Тень Роксоланы (Севийорум) - страница 2

* * *

Женщина была стара. Шестьдесят пять весен пролетели над ней, оставив лишь воспоминания о цветущих садах. А чувствовала она себя куда как старше, совсем, совсем древней. Уж очень много воспоминаний таилось в опавших и давно высохших лепестках. Но она помнила все. Частенько, сидя на балконе и вдыхая сладкие ароматы сада, она перебирала старые, хрупкие воспоминания, будто сухие цветы. Они крошились в ее тонких пальцах с распухшими суставами, но она бережно подбирала каждую крошку, не желая упустить ничего. Большинство воспоминаний вызывало у нее слезы, и она упивалась каждой соленой капелькой, стекающей по морщинистым щекам. Она любила эти слезы. Они доказывали, что она еще жива.

Она помнила объятия султана и счастливый смех своего сына. И эти воспоминания были самыми любимыми. Жаль, что приходили они очень редко, ведь счастье длилось совсем недолго, а затем настали длинные, длинные унылые дни, наполненные душевными муками, когда даже солнечный свет казался серым, а блеск волн Босфора туманился в глазах, представляясь жутким провалом, входом в царство шайтана. Но женщина знала, что вход этот вовсе не в волнующемся море. Настоящий вход в загробный и страшный мир был здесь, в воротах роскошного султанского дворца, и охраняли его не демоны с вилами или духи мертвецов, а янычары, облаченные в алые кафтаны, и с сабель их стекали на землю сияющие капли отрубленных солнечных лучей, превращаясь в кровавые лужицы.

Но чаще старуха не плакала, а гневалась. И тогда лицо ее наливалось синеватой краснотой, а морщины разглаживались – кожу распирало яростью. Она шептала:

– Хюррр-рем… Хюррр-рем… – обвиняя отсутствующую во всех своих бедах.

Хюррем – это значит Смеющаяся. Но в устах старой женщины веселое и нежное прозвище дышало опасностью, мрачными тайнами и животной злобой. Хюр-хюр – рычит дикий зверь… Рррем-рррем – пересыпается песок под брюхом ползущей ядовитой змеи…

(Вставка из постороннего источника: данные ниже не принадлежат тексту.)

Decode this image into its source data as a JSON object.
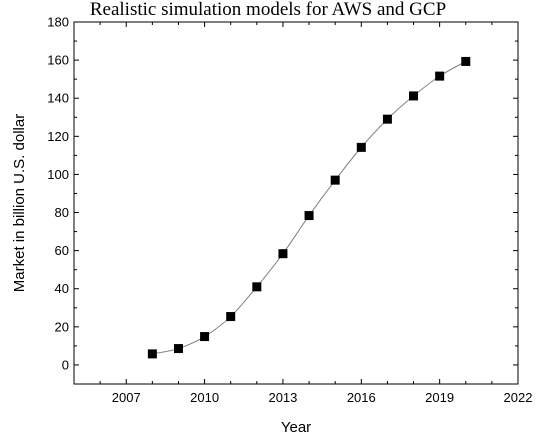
{
  "chart_data": {
    "type": "line",
    "title": "Realistic simulation models for AWS and GCP",
    "xlabel": "Year",
    "ylabel": "Market in billion U.S. dollar",
    "xlim": [
      2005,
      2022
    ],
    "ylim": [
      -10,
      180
    ],
    "x_ticks": [
      "2007",
      "2010",
      "2013",
      "2016",
      "2019",
      "2022"
    ],
    "y_ticks": [
      "0",
      "20",
      "40",
      "60",
      "80",
      "100",
      "120",
      "140",
      "160",
      "180"
    ],
    "grid": false,
    "legend": "none",
    "series": [
      {
        "x": [
          2008,
          2009,
          2010,
          2011,
          2012,
          2013,
          2014,
          2015,
          2016,
          2017,
          2018,
          2019,
          2020
        ],
        "y": [
          5.8,
          8.6,
          14.9,
          25.4,
          41.0,
          58.4,
          78.4,
          97.0,
          114.2,
          129.0,
          141.2,
          151.6,
          159.3
        ],
        "marker": "square",
        "color": "#000000",
        "line_color": "#808080"
      }
    ]
  }
}
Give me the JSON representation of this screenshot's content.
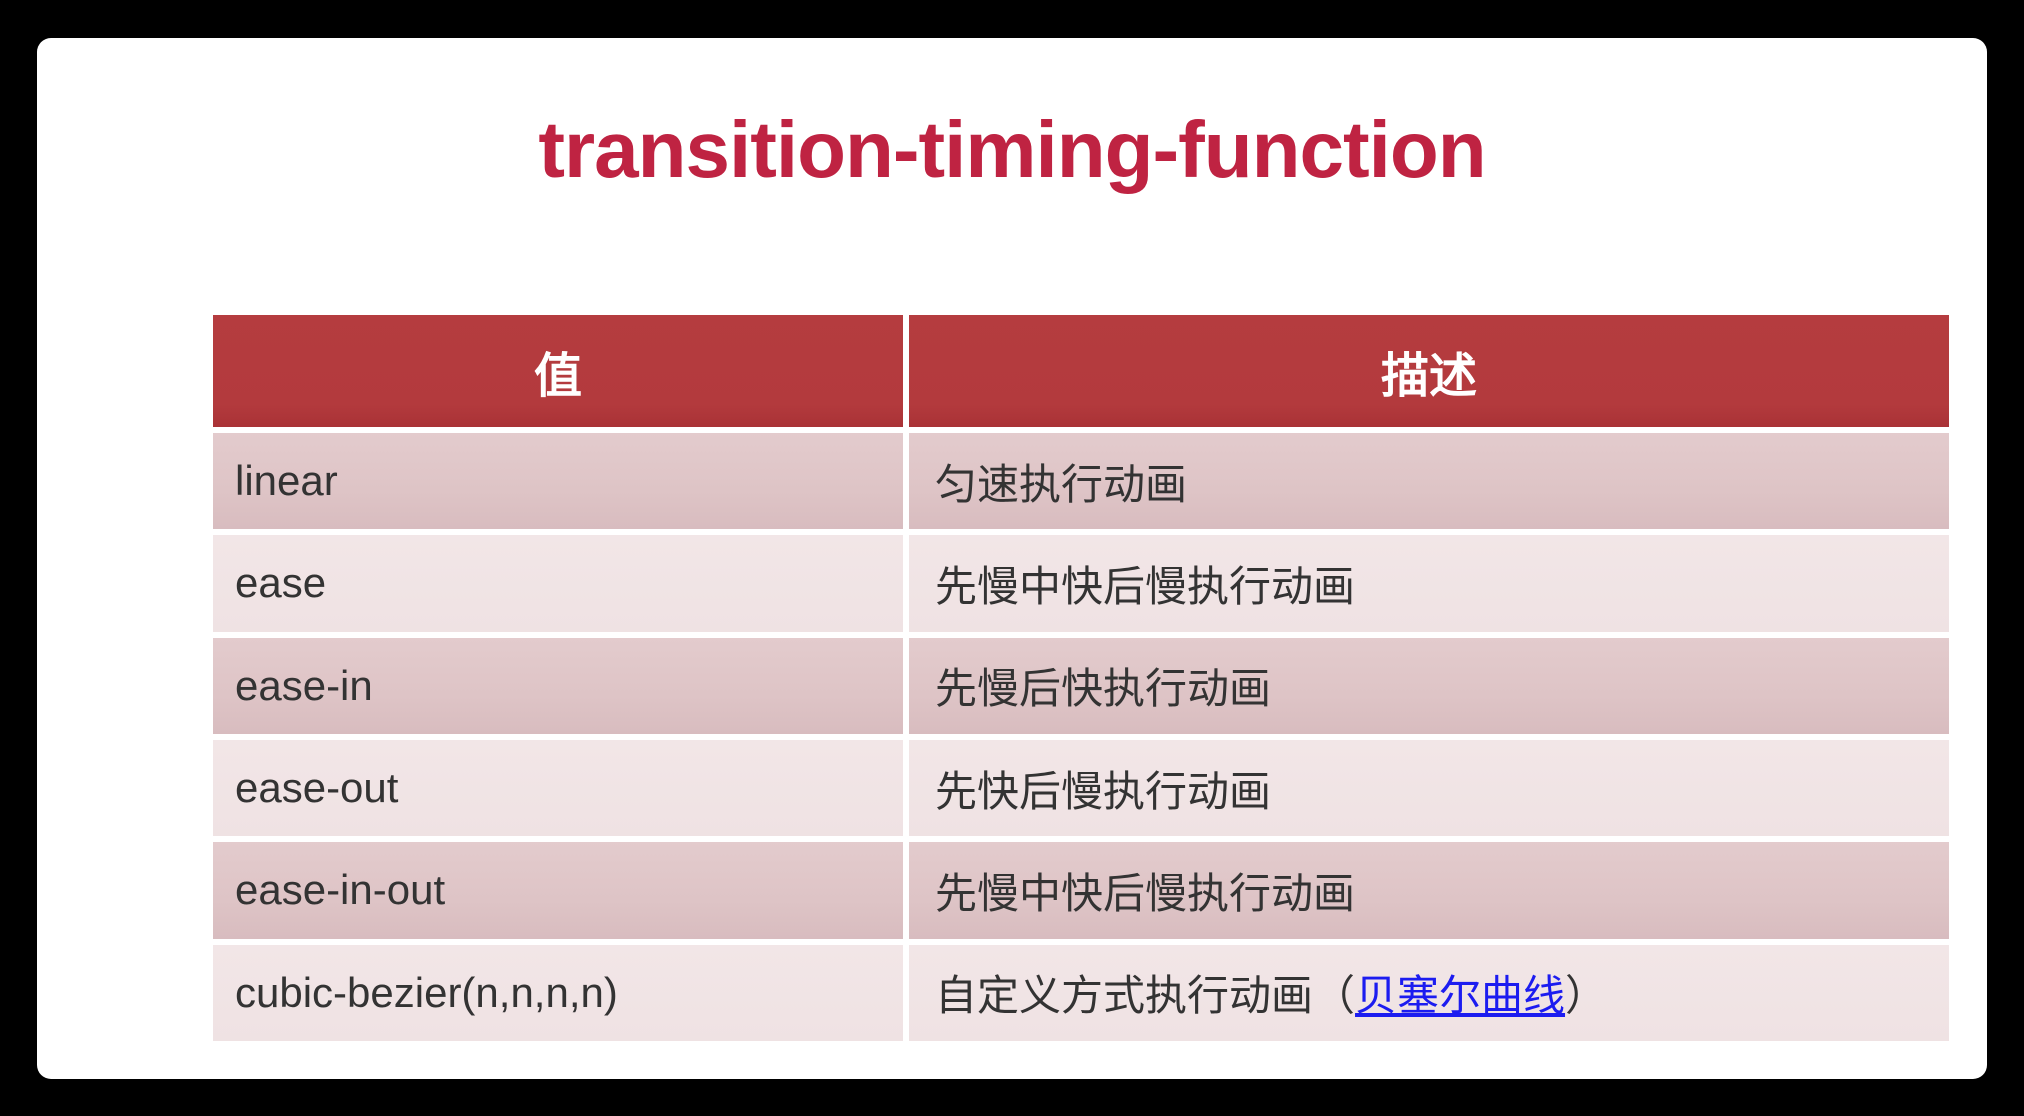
{
  "title": {
    "text": "transition-timing-function",
    "color": "#bf2342"
  },
  "colors": {
    "page_background": "#000000",
    "card_background": "#ffffff",
    "header_background": "#b43b3e",
    "header_text": "#ffffff",
    "row_dark_background": "#dfc5c7",
    "row_light_background": "#f0e3e4",
    "body_text": "#333333",
    "link_blue": "#1c1cf0"
  },
  "table": {
    "headers": {
      "value": "值",
      "description": "描述"
    },
    "rows": [
      {
        "value": "linear",
        "desc": "匀速执行动画"
      },
      {
        "value": "ease",
        "desc": "先慢中快后慢执行动画"
      },
      {
        "value": "ease-in",
        "desc": "先慢后快执行动画"
      },
      {
        "value": "ease-out",
        "desc": "先快后慢执行动画"
      },
      {
        "value": "ease-in-out",
        "desc": "先慢中快后慢执行动画"
      },
      {
        "value": "cubic-bezier(n,n,n,n)",
        "desc_prefix": "自定义方式执行动画（",
        "desc_link": "贝塞尔曲线",
        "desc_suffix": "）"
      }
    ]
  }
}
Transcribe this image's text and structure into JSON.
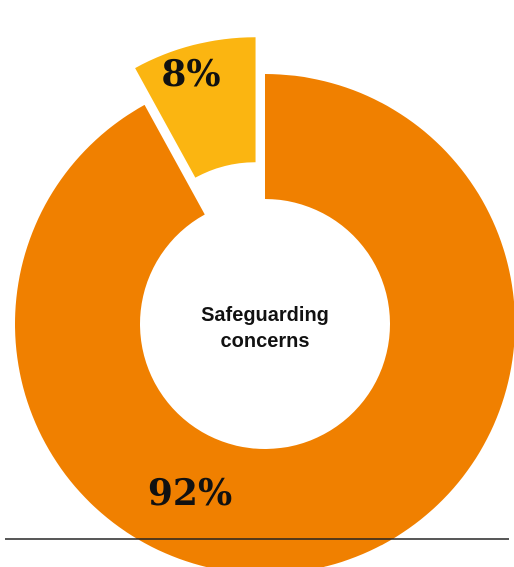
{
  "chart_data": {
    "type": "pie",
    "center_label": [
      "Safeguarding",
      "concerns"
    ],
    "slices": [
      {
        "label": "92%",
        "value": 92,
        "color": "#F08000"
      },
      {
        "label": "8%",
        "value": 8,
        "color": "#FBB511"
      }
    ]
  }
}
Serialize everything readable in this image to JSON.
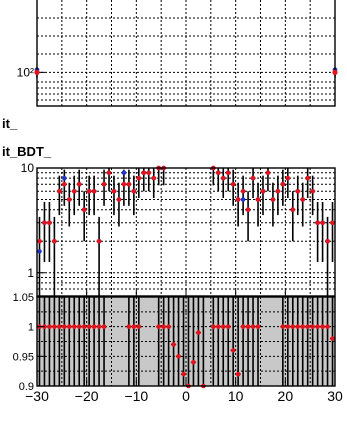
{
  "page": {
    "labels": [
      "it_",
      "it_BDT_"
    ]
  },
  "colors": {
    "data": "#e4131b",
    "model": "#1f35c8",
    "ratio_band": "#c8c8c8",
    "axis": "#000000"
  },
  "chart_data": [
    {
      "type": "scatter",
      "role": "top-panel-partial",
      "yscale": "log",
      "ylim": [
        60,
        300
      ],
      "y_ticks": [
        {
          "value": 100,
          "label": "10²"
        }
      ],
      "points_data": [
        [
          -30,
          100
        ],
        [
          30,
          100
        ]
      ],
      "points_model": [
        [
          -30,
          104
        ],
        [
          30,
          104
        ]
      ]
    },
    {
      "type": "scatter",
      "role": "main-distribution",
      "yscale": "log",
      "ylim": [
        0.6,
        10
      ],
      "grid": true,
      "y_ticks": [
        {
          "value": 10,
          "label": "10"
        },
        {
          "value": 1,
          "label": "1"
        }
      ],
      "model_color_meaning": "blue markers (expectation)",
      "data_points": [
        {
          "x": -29.5,
          "y": 2.0,
          "m": 1.6
        },
        {
          "x": -28.5,
          "y": 3.0,
          "m": 3.0
        },
        {
          "x": -27.5,
          "y": 3.0,
          "m": 3.0
        },
        {
          "x": -26.5,
          "y": 2.0,
          "m": 2.0
        },
        {
          "x": -25.5,
          "y": 6.0,
          "m": 6.0
        },
        {
          "x": -24.5,
          "y": 7.0,
          "m": 8.0
        },
        {
          "x": -23.5,
          "y": 5.0,
          "m": 5.0
        },
        {
          "x": -22.5,
          "y": 6.0,
          "m": 6.0
        },
        {
          "x": -21.5,
          "y": 7.0,
          "m": 7.0
        },
        {
          "x": -20.5,
          "y": 4.0,
          "m": 4.0
        },
        {
          "x": -19.5,
          "y": 6.0,
          "m": 6.0
        },
        {
          "x": -18.5,
          "y": 6.0,
          "m": 6.0
        },
        {
          "x": -17.5,
          "y": 2.0,
          "m": 2.0
        },
        {
          "x": -16.5,
          "y": 7.0,
          "m": 7.0
        },
        {
          "x": -15.5,
          "y": 9.0,
          "m": 9.0
        },
        {
          "x": -14.5,
          "y": 6.0,
          "m": 6.0
        },
        {
          "x": -13.5,
          "y": 5.0,
          "m": 5.0
        },
        {
          "x": -12.5,
          "y": 7.0,
          "m": 9.0
        },
        {
          "x": -11.5,
          "y": 7.0,
          "m": 7.0
        },
        {
          "x": -10.5,
          "y": 6.0,
          "m": 6.0
        },
        {
          "x": -9.5,
          "y": 8.0,
          "m": 8.0
        },
        {
          "x": -8.5,
          "y": 9.0,
          "m": 9.0
        },
        {
          "x": -7.5,
          "y": 9.0,
          "m": 9.0
        },
        {
          "x": -6.5,
          "y": 8.0,
          "m": 8.0
        },
        {
          "x": -5.5,
          "y": 10.0,
          "m": 10.0
        },
        {
          "x": -4.5,
          "y": 10.0,
          "m": 10.0
        },
        {
          "x": 5.5,
          "y": 10.0,
          "m": 10.0
        },
        {
          "x": 6.5,
          "y": 9.0,
          "m": 9.0
        },
        {
          "x": 7.5,
          "y": 8.0,
          "m": 8.0
        },
        {
          "x": 8.5,
          "y": 9.0,
          "m": 9.0
        },
        {
          "x": 9.5,
          "y": 7.0,
          "m": 7.0
        },
        {
          "x": 10.5,
          "y": 5.0,
          "m": 5.0
        },
        {
          "x": 11.5,
          "y": 6.0,
          "m": 5.0
        },
        {
          "x": 12.5,
          "y": 4.0,
          "m": 4.0
        },
        {
          "x": 13.5,
          "y": 8.0,
          "m": 8.0
        },
        {
          "x": 14.5,
          "y": 5.0,
          "m": 5.0
        },
        {
          "x": 15.5,
          "y": 6.0,
          "m": 6.0
        },
        {
          "x": 16.5,
          "y": 9.0,
          "m": 9.0
        },
        {
          "x": 17.5,
          "y": 5.0,
          "m": 5.0
        },
        {
          "x": 18.5,
          "y": 6.0,
          "m": 6.0
        },
        {
          "x": 19.5,
          "y": 7.0,
          "m": 7.0
        },
        {
          "x": 20.5,
          "y": 8.0,
          "m": 8.0
        },
        {
          "x": 21.5,
          "y": 4.0,
          "m": 4.0
        },
        {
          "x": 22.5,
          "y": 6.0,
          "m": 6.0
        },
        {
          "x": 23.5,
          "y": 5.0,
          "m": 5.0
        },
        {
          "x": 24.5,
          "y": 8.0,
          "m": 8.0
        },
        {
          "x": 25.5,
          "y": 6.0,
          "m": 6.0
        },
        {
          "x": 26.5,
          "y": 3.0,
          "m": 3.0
        },
        {
          "x": 27.5,
          "y": 3.0,
          "m": 3.0
        },
        {
          "x": 28.5,
          "y": 2.0,
          "m": 2.0
        },
        {
          "x": 29.5,
          "y": 3.0,
          "m": 3.0
        }
      ]
    },
    {
      "type": "scatter",
      "role": "ratio",
      "xlim": [
        -30,
        30
      ],
      "ylim": [
        0.9,
        1.05
      ],
      "grid": true,
      "x_ticks": [
        {
          "value": -30,
          "label": "−30"
        },
        {
          "value": -20,
          "label": "−20"
        },
        {
          "value": -10,
          "label": "−10"
        },
        {
          "value": 0,
          "label": "0"
        },
        {
          "value": 10,
          "label": "10"
        },
        {
          "value": 20,
          "label": "20"
        },
        {
          "value": 30,
          "label": "30"
        }
      ],
      "y_ticks": [
        {
          "value": 1.05,
          "label": "1.05"
        },
        {
          "value": 1,
          "label": "1"
        },
        {
          "value": 0.95,
          "label": "0.95"
        },
        {
          "value": 0.9,
          "label": "0.9"
        }
      ],
      "points": [
        [
          -29.5,
          1.0
        ],
        [
          -28.5,
          1.0
        ],
        [
          -27.5,
          1.0
        ],
        [
          -26.5,
          1.0
        ],
        [
          -25.5,
          1.0
        ],
        [
          -24.5,
          1.0
        ],
        [
          -23.5,
          1.0
        ],
        [
          -22.5,
          1.0
        ],
        [
          -21.5,
          1.0
        ],
        [
          -20.5,
          1.0
        ],
        [
          -19.5,
          1.0
        ],
        [
          -18.5,
          1.0
        ],
        [
          -17.5,
          1.0
        ],
        [
          -16.5,
          1.0
        ],
        [
          -11.5,
          1.0
        ],
        [
          -10.5,
          1.0
        ],
        [
          -9.5,
          1.0
        ],
        [
          -5.5,
          1.0
        ],
        [
          -4.5,
          1.0
        ],
        [
          -3.5,
          1.0
        ],
        [
          -2.5,
          0.97
        ],
        [
          -1.5,
          0.95
        ],
        [
          -0.5,
          0.92
        ],
        [
          0.5,
          0.9
        ],
        [
          1.5,
          0.94
        ],
        [
          2.5,
          0.99
        ],
        [
          3.5,
          0.9
        ],
        [
          5.5,
          1.0
        ],
        [
          6.5,
          1.0
        ],
        [
          7.5,
          1.0
        ],
        [
          8.5,
          1.0
        ],
        [
          9.5,
          0.96
        ],
        [
          10.5,
          0.92
        ],
        [
          11.5,
          1.0
        ],
        [
          12.5,
          1.0
        ],
        [
          13.5,
          1.0
        ],
        [
          14.5,
          1.0
        ],
        [
          19.5,
          1.0
        ],
        [
          20.5,
          1.0
        ],
        [
          21.5,
          1.0
        ],
        [
          22.5,
          1.0
        ],
        [
          23.5,
          1.0
        ],
        [
          24.5,
          1.0
        ],
        [
          25.5,
          1.0
        ],
        [
          26.5,
          1.0
        ],
        [
          27.5,
          1.0
        ],
        [
          28.5,
          1.0
        ],
        [
          29.5,
          0.98
        ]
      ]
    }
  ]
}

– Хюррем… – шипела старая женщина. – Ты… ты… ты… Хюррем…

Иногда старуха качала резную колыбель, искусно изготовленную мастером из драгоценного черного дерева, растущего в далекой Африке, нежно напевала хрипловатым голосом:

– Спи, мой маленький шахзаде, спи… Ты будешь властелином мира… Мой Мурад, твой отец – великий султан, он любит тебя…

Колыбель была пуста.

Покачав колыбель, старуха заглядывала в нее, поправляла пожелтевшие, слежавшиеся тряпки, а затем начинала царапать свое лицо, причитая:

– Хюррем… Хюррем… Убийца… Колдунья…

Она проклинала и плакала, а потом приходила служанка, уносила колыбель и бережно обмывала лицо старухи теплой водой, растирала ее скрюченные пальцы, смазывала царапины на щеках целебной мазью. После этого старуха успокаивалась и требовала подать свежей халвы, но не ела, а лишь смеялась, глядя на тарелку с кушаньем. Смех ее был похож на воронье карканье над старыми могилами.